The idea, says Ms O’Keefe, is to put in train changes that ensure the benefits of the stay at Leuchie House endure after the person returns home.
‘It’s become something of a scary topic – like death and politics, it’s something a lot of people don’t want to talk about’
Mairi O’Keefe, Leuchie House chief executive
‘Spirituality is part of the conversation,’ says Ms O’Keefe. ‘Sometimes people will say they used to go to church but that they haven’t been able to go for a while, maybe because of transport problems.
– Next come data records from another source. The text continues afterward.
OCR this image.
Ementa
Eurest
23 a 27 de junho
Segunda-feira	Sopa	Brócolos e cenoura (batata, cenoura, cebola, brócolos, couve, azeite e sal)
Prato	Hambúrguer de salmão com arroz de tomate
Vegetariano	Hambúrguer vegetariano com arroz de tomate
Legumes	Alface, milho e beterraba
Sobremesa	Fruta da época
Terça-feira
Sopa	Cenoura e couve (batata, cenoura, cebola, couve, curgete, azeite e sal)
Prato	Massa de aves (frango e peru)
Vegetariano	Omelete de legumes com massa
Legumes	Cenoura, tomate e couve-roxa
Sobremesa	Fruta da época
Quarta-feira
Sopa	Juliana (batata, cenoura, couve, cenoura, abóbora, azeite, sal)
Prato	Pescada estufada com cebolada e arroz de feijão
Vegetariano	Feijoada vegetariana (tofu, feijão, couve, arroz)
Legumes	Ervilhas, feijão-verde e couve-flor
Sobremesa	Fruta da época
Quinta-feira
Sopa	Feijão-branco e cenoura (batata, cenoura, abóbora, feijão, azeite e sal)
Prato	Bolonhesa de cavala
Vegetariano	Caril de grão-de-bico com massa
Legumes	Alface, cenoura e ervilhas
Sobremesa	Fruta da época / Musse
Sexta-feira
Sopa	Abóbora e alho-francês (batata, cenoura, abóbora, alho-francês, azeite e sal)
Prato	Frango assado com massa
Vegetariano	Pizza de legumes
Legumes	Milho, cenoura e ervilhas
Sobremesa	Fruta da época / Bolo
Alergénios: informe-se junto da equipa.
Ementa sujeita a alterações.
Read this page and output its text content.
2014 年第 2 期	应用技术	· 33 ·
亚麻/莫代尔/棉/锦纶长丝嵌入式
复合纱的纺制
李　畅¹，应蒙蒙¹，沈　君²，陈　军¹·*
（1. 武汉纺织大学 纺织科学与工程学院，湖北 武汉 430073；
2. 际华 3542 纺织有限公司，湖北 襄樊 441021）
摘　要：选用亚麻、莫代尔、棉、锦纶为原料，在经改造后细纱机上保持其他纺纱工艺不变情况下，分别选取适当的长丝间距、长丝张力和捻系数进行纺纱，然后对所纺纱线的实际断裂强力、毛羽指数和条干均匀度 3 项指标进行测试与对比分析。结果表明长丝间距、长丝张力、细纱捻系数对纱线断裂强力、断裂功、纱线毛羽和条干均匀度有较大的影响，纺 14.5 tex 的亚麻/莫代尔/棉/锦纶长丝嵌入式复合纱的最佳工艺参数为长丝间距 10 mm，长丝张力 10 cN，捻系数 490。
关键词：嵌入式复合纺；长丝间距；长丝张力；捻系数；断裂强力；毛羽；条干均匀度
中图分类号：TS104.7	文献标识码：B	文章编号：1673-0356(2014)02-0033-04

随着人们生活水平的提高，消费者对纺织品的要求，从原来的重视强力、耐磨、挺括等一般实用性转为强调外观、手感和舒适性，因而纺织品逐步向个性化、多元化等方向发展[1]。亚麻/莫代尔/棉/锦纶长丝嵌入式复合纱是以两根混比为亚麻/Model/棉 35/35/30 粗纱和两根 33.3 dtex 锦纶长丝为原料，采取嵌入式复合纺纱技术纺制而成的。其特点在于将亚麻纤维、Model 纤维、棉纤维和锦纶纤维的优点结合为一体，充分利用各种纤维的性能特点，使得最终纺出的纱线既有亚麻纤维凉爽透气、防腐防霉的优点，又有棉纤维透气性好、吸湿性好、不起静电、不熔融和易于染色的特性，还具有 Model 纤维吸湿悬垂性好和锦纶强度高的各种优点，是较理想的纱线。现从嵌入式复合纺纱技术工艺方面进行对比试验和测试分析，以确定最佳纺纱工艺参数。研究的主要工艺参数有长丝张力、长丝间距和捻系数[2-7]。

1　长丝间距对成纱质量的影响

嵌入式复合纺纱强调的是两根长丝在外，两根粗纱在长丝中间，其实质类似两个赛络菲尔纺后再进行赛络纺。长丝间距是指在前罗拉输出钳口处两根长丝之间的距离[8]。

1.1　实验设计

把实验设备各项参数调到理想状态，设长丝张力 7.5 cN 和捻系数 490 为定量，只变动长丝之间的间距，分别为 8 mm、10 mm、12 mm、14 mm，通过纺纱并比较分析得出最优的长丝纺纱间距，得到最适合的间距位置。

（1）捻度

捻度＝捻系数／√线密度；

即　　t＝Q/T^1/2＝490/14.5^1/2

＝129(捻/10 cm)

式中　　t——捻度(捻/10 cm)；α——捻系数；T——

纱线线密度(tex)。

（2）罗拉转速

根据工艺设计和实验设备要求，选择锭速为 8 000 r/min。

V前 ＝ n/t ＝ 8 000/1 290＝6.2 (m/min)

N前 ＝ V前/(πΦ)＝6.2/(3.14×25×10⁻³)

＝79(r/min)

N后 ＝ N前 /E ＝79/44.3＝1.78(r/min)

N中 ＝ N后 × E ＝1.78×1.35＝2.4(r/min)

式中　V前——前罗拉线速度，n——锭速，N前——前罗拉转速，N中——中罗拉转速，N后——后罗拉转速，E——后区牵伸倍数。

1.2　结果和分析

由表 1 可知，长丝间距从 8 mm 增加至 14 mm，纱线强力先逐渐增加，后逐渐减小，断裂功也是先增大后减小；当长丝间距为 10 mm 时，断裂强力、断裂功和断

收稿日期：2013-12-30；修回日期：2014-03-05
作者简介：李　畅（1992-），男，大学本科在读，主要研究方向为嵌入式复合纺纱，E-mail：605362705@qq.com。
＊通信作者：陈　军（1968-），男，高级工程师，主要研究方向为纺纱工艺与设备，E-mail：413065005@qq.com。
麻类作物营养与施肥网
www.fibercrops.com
We can facilitate them to go to church and can bring in leaders of different religions, for example, so that someone can receive communion here.’
Awkwardness over faith
Ms O’Keefe, who will remain patron of the charity after retiring as chief executive in November, believes there is a risk more generally that people’s spiritual needs can be neglected, in part because of a growing awkwardness over talking about faith.
‘You shouldn’t be scared to say you want to see a priest or a minister or a rabbi, or any other religious leader,’ she says. ‘But it’s become something of a scary topic – like death and politics, it’s something a lot of people don’t want to talk about.
‘It can also become more important to someone whose condition is declining – and sometimes it’s something that their family doesn’t understand.’
Ms O’Keefe says she makes a conscious effort not to promote her own faith in any way. ‘Sometimes when I’m talking to guests it becomes clear that they want to talk about it – or they’ve seen a notice about a church outing on the trip list and say they want to go.
‘It’s an important part of life for some guests and we want them to know they can talk about it here if they want to.’